The activation of FPR3/PKA/Rap1/ERK1/2 and FPR3/p-IκB/NF-κB axis in fibroblasts promote capsular contracture after rhinoplasty.

[BACKGROUND] Capsular contracture may occur after rhinoplasty due to rejection of silicone implants by the immune system. Our previous high-throughput sequencing of RNA in nasal capsular contracture tissue revealed that FPR3 was significantly increased in grade IV capsular contracture tissue, compared with grade II.

[OBJECTIVE] This study aimed to elucidate the effect and specific mechanism of FPR3 on capsular formation and contracture following rhinoplasty.

[METHODS] Using the GeneMANIA Database, the genes involved with FPR3 expression were searched, and the Gene Ontology analysis was performed to annotate the biological functions of the aforementioned genes. The mRNA and protein expressions of related genes in fibroblasts and capsular contracture tissues were analyzed using quantitative real-time PCR, western blot, and immunohistochemical staining. CCK-8 was used to determine the viability of cells. The migration capacity of fibroblasts was assessed using a wound healing assay. ELISA was used to detect levels of IL-1β, TNF-α, and IL-6.

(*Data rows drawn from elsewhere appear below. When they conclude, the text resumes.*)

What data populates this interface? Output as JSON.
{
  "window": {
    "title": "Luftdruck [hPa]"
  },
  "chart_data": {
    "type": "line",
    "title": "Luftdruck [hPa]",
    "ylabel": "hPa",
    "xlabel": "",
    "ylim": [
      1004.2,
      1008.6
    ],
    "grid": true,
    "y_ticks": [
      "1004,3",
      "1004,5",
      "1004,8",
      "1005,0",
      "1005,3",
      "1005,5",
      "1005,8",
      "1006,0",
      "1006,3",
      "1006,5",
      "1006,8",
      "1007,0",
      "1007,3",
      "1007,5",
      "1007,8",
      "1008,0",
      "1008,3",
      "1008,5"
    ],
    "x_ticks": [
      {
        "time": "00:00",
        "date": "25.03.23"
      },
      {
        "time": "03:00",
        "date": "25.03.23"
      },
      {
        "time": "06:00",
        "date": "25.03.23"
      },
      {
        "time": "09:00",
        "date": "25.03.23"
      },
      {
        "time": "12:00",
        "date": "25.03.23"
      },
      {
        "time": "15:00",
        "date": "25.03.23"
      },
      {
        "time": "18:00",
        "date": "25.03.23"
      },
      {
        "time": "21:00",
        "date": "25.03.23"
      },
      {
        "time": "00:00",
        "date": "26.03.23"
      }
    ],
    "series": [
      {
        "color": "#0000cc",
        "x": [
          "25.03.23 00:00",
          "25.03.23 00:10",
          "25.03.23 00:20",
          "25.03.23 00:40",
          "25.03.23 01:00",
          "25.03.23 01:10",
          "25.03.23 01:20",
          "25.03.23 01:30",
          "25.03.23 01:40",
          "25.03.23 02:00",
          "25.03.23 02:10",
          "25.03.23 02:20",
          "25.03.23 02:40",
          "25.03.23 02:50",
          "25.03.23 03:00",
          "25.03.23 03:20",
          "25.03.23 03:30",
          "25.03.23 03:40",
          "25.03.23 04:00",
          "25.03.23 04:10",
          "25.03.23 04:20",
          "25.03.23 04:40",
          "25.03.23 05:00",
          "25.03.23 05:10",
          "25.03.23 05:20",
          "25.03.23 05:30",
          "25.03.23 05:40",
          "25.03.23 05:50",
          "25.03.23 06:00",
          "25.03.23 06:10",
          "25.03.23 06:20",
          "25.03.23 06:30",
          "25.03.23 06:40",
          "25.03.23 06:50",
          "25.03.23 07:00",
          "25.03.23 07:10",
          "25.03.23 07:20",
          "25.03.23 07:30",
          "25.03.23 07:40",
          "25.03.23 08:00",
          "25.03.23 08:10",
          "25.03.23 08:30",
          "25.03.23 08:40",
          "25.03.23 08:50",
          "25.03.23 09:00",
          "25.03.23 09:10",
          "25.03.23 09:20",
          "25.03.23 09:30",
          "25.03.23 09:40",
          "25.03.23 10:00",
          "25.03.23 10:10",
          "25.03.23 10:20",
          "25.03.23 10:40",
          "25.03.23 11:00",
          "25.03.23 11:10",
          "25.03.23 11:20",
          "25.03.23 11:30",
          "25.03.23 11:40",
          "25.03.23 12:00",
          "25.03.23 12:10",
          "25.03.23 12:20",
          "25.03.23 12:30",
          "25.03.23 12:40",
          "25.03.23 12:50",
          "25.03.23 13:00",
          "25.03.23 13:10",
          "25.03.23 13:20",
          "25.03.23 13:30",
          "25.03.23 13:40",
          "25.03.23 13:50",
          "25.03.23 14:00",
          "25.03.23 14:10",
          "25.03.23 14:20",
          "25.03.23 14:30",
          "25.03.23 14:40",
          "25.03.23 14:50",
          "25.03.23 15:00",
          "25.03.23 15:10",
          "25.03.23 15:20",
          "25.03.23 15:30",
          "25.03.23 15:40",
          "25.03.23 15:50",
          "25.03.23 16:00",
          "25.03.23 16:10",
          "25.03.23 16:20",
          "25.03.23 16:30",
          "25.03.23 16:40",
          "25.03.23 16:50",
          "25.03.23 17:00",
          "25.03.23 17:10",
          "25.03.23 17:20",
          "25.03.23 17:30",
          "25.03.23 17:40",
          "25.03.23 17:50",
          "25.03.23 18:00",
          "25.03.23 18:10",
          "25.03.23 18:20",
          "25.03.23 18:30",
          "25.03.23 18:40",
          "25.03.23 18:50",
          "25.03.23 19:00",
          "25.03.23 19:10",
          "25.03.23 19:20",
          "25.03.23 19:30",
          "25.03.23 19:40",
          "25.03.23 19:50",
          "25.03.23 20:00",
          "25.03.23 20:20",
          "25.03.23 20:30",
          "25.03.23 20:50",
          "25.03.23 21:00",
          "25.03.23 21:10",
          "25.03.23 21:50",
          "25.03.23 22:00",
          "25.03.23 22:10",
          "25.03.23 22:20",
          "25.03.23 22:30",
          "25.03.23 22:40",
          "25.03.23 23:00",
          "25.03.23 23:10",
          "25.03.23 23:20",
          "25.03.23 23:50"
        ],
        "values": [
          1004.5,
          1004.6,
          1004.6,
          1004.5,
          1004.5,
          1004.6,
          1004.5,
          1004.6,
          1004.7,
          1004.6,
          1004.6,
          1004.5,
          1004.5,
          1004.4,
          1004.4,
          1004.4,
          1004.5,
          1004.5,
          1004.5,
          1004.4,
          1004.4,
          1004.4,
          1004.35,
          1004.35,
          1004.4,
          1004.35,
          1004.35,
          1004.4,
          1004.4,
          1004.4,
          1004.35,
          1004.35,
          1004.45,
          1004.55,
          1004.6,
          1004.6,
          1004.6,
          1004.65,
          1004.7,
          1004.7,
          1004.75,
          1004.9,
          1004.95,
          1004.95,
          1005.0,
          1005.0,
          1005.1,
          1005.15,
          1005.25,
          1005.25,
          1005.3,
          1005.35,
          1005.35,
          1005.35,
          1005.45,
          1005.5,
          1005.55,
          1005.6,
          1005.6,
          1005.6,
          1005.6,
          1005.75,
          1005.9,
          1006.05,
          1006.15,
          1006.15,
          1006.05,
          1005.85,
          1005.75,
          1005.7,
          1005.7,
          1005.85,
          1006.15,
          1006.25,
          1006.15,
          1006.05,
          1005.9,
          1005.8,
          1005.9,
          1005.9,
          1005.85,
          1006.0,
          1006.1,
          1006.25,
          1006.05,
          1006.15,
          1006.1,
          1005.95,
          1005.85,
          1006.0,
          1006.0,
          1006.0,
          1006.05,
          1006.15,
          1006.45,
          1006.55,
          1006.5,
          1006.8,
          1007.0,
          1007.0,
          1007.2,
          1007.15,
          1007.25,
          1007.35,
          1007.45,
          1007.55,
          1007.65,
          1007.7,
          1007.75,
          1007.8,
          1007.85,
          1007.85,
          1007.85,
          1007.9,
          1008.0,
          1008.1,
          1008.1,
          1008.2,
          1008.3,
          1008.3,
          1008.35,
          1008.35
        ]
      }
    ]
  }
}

[RESULTS] After rhinoplasty, the expression of FPR3 in the capsular tissue increased in proportion to the degree of contracture. By activating the PKA/Rap1/ERK1/2 axis, overexpression of FPR3 can significantly increase the cell viability of fibroblasts and promote their transformation into myofibroblasts. Moreover, FPR3 phosphorylates IκB to decrease NF-κB inhibition, thereby promoting the synthesis and release of the inflammatory cytokines IL-1β, TNF-α, and IL-6.

[CONCLUSION] FPR3 is a crucial molecule that causes capsular development and contracture following rhinoplasty. In the future, local suppression of FPR3 may be an effective treatment for relieving capsular contracture.